Jesus was a carpenter, but don’t read about him making anything in Gospels. In fact, he is always calling people away from work. And think about the early desert fathers, especially the Stylites, perched up high. They specifically removed themselves from traditional labor and work to revere the Lord.

Thoreau, in Walden, writes about the pleasure he takes from hoeing his rows of beans in the morning, but that to do it all day would be ‘dissapation.’ Work can be dissapated. Overwork or being a ‘workaholic’ is the opposite of work, in this formulation. Being a workaholic is, in fact, slothful. It is an avoidance of spiritual and more necessities.

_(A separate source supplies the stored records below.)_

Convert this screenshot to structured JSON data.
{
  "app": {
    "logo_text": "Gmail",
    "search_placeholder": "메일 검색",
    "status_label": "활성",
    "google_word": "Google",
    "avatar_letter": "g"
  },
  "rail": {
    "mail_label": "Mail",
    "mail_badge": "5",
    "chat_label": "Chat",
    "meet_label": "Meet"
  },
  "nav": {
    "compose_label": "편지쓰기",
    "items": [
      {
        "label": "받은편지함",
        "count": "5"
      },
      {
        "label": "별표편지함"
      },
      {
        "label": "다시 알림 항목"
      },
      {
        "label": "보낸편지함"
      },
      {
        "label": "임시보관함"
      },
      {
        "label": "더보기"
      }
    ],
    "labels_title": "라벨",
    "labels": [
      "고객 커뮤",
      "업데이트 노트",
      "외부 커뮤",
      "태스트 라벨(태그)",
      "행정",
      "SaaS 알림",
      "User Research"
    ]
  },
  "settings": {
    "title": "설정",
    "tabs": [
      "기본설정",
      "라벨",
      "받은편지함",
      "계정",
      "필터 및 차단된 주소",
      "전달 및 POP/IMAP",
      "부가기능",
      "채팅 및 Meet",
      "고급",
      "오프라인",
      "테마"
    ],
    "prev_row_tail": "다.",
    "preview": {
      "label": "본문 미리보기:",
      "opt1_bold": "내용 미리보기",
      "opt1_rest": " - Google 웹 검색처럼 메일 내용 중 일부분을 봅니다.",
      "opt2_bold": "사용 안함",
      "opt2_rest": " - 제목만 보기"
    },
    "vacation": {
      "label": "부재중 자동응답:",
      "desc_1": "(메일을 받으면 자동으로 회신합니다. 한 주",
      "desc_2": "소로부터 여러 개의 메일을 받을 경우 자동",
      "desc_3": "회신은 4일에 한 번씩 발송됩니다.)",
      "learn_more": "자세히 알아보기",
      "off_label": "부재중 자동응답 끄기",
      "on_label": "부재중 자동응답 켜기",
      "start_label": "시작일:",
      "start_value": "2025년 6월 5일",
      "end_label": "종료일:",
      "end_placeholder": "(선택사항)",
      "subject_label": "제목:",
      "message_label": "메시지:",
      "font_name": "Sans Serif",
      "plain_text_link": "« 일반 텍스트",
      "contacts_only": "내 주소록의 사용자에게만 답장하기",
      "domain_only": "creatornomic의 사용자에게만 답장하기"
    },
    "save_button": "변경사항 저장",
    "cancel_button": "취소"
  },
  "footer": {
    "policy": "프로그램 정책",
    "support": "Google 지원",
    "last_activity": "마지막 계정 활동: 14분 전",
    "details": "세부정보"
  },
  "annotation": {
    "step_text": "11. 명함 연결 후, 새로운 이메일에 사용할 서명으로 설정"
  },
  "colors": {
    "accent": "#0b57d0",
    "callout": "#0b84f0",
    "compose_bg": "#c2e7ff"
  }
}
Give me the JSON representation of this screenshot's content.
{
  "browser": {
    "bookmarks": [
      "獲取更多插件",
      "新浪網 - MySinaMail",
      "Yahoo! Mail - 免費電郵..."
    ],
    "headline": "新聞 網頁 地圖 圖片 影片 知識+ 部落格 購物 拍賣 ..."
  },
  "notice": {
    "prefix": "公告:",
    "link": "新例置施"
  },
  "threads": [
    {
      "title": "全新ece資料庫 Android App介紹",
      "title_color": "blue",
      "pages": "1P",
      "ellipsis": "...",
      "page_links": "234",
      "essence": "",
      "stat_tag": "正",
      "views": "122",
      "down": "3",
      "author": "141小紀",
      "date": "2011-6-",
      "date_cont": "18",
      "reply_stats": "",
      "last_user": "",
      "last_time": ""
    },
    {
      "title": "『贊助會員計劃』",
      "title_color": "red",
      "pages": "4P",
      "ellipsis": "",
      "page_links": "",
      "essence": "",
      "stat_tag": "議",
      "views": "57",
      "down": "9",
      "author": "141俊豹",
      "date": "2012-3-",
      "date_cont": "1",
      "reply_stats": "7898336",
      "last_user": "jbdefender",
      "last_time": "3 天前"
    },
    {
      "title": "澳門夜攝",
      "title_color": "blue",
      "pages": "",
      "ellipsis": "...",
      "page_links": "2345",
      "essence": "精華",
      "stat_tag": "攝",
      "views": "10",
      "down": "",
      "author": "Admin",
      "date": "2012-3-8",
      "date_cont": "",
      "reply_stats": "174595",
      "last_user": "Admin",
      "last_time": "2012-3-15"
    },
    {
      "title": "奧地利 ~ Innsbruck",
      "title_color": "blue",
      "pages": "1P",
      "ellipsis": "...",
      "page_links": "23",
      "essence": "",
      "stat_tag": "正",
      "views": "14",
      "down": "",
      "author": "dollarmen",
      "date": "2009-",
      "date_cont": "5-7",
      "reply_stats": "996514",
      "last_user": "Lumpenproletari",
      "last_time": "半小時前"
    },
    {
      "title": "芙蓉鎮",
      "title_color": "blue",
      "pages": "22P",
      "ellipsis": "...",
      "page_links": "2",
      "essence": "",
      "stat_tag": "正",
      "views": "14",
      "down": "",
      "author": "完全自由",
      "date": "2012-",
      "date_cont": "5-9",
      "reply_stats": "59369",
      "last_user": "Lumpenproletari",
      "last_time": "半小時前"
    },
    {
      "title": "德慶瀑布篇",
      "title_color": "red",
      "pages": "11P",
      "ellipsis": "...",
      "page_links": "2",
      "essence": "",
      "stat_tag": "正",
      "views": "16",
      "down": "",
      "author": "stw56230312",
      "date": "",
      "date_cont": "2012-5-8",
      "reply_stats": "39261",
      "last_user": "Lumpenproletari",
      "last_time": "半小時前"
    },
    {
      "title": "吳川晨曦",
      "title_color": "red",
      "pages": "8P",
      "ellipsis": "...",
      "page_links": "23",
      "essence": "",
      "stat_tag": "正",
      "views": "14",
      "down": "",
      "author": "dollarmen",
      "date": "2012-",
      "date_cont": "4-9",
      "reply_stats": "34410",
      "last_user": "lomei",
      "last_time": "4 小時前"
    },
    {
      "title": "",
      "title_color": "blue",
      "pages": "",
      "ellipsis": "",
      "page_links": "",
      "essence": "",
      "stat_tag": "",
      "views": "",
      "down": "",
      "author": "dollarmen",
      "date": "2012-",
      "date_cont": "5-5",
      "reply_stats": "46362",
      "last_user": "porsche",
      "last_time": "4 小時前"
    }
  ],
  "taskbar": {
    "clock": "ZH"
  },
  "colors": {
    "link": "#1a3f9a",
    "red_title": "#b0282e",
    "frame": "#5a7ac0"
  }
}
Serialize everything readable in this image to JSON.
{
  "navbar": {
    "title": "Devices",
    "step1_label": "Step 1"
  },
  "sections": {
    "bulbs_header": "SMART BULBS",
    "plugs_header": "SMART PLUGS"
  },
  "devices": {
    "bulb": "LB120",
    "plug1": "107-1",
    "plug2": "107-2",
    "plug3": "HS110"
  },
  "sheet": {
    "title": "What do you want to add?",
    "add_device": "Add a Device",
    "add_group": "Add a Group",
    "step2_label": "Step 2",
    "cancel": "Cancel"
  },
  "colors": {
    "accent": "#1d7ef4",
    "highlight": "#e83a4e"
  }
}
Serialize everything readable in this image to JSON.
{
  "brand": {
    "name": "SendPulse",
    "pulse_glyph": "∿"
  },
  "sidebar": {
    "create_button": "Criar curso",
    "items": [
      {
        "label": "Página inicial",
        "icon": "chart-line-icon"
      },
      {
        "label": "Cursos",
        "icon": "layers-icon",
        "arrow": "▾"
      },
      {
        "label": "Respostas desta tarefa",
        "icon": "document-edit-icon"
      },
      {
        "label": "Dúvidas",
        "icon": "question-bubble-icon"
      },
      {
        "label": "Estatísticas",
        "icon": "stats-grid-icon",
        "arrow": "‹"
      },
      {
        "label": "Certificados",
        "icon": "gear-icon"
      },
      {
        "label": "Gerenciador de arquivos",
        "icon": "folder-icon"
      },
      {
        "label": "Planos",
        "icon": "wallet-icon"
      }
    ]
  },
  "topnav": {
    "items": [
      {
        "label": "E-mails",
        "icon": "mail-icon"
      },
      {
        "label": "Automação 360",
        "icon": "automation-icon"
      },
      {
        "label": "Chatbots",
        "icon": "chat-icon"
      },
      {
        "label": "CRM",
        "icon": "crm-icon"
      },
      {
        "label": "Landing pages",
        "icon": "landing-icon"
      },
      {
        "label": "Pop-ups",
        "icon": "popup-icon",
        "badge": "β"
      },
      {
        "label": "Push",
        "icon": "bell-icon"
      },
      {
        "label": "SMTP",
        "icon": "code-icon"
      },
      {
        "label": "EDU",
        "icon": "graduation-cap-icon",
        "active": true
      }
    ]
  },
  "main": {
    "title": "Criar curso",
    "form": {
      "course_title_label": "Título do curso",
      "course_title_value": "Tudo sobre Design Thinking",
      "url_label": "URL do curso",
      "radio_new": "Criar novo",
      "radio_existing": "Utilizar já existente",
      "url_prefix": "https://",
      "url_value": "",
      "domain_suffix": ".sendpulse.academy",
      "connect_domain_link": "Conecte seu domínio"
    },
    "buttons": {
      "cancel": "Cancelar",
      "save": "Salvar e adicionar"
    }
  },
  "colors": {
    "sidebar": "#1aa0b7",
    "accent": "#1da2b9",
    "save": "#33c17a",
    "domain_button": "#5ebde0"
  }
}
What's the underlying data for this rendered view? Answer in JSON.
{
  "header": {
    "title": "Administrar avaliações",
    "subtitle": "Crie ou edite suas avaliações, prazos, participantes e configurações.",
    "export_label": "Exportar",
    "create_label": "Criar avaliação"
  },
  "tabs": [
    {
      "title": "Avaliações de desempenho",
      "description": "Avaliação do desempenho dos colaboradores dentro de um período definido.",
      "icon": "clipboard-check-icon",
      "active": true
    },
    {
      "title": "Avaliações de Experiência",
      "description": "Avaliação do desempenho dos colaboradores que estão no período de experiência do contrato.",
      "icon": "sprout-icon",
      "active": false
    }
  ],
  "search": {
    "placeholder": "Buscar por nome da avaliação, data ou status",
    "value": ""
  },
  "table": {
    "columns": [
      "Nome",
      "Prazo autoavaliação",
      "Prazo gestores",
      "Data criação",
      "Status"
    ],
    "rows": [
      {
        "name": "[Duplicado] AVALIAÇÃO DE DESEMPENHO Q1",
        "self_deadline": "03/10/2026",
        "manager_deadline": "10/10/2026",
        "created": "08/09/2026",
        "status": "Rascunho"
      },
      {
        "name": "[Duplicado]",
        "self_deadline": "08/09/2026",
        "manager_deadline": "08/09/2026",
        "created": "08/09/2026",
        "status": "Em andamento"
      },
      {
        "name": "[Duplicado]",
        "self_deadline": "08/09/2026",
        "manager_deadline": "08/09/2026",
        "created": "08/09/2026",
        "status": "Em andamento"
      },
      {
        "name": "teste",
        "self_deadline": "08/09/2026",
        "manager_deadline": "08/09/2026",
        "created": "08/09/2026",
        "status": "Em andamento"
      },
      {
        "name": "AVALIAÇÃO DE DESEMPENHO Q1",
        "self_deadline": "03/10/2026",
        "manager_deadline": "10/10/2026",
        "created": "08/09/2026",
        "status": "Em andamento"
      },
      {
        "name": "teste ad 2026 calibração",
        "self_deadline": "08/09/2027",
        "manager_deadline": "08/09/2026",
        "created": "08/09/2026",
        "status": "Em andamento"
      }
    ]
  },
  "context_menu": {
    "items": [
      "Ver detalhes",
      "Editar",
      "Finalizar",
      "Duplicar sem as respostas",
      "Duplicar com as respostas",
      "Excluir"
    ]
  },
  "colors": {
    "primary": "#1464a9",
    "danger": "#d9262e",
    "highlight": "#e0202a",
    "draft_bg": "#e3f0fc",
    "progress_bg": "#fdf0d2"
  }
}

His Holiness and his predecessors have been outspoken in support of trade unions. Unions, as the bumper sticker proclaims, are one of the originators of modern leisure, which allows one to avoid the slothfulness of overwork. I am, of course, referring to the bumper that states: Unions: The folks that brought you the weekend

Speaking specifically of artistic and, in particular, poetic work, John Ashberry once said that a ‘wasted time’ is absolutely critical. And, he emphasized, it must be well and truly wasted. Not structured for value in the guise of wasted time. The creative process dependent upon specifically ‘unused’ and unstructured time. Creative work, or creation or generation. In other words, ‘making things.’